The International Dark-Sky Association criteria for a Dark-Sky Park designation requires a park to be publicly accessible, and “legally protected for scientific, natural, educational, cultural heritage and/or public enjoyment purposes.” Its core area must “provide an exceptional dark sky resource” to the surrounding communities, the IDA guidelines say. And night sky brightness must be at least as dark as “21.2 magnitudes per square arc second.” That’s a measurement of the ability to see celestial objects, based on the intensity of surface lighting.

Douglass appreciated the IDA’s stringent criteria for a park’s designation. “You know it means something,” he said, “and it does to them.”

Those formalities won’t affect the scenery seen by folks attending Saturday’s Shades Star Party. Weather permitting, they’ll be latest of nearly 2,000 years of observers of the Perseid meteor showers, according to NASA. Each August, Earth passes through a cloud of ice, dust and debris shed by the comet Swift-Tuttle. The shower’s name comes from the Perseids constellation in the northeast sky, from which the meteors appear to radiate. Its peak, with up to dozens of meteors streaking through the sky per hour, happened in the overnight between Wednesday and Thursday, but plenty more should be visible Saturday as sunset gives way to deep darkness, starting at 10 p.m.
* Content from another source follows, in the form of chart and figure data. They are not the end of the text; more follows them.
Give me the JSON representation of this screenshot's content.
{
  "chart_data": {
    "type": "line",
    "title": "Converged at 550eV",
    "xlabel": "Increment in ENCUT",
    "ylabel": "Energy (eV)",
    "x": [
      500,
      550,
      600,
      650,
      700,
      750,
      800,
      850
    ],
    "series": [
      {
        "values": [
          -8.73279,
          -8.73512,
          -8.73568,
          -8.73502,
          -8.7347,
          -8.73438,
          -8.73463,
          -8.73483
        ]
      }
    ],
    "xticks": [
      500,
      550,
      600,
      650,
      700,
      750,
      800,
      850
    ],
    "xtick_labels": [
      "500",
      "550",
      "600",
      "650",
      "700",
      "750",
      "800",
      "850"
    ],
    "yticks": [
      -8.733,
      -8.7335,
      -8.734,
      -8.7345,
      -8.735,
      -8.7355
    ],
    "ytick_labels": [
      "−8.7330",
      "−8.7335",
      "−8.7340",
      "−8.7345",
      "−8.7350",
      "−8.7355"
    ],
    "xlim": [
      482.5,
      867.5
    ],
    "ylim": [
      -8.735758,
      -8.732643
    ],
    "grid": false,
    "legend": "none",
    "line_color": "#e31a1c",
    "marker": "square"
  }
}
“As the program goes on, we’ll really be able to enjoy the dark sky in Shades,” Douglass said.

The park’s June Star Party hit a cloudy night. Kids and adults still enjoyed the space-themed crafts and activities, which will be offered Saturday, too. If it rains, the Star Party is off.

“Our fingers are crossed that we’ll have a less cloudy night sky,” Douglass said.

Shades features another unique park asset for stargazing, the former Roscoe Turner Flight Strip, a 3,000-foot-long, 120-foot-wide clearing where the stargazing will be centered. Any artificial light from the only nearby towns is blocked by the park’s northside forests. Amateur stargazers can use their naked eyes to watch the Perseid meteors, but Wabash Valley Astronomical Society members will have telescopes available, as well.

For those who can’t go, just stretch out on your sidewalk, patio or hammock and look up.

At least for a night, dreams might replace worries.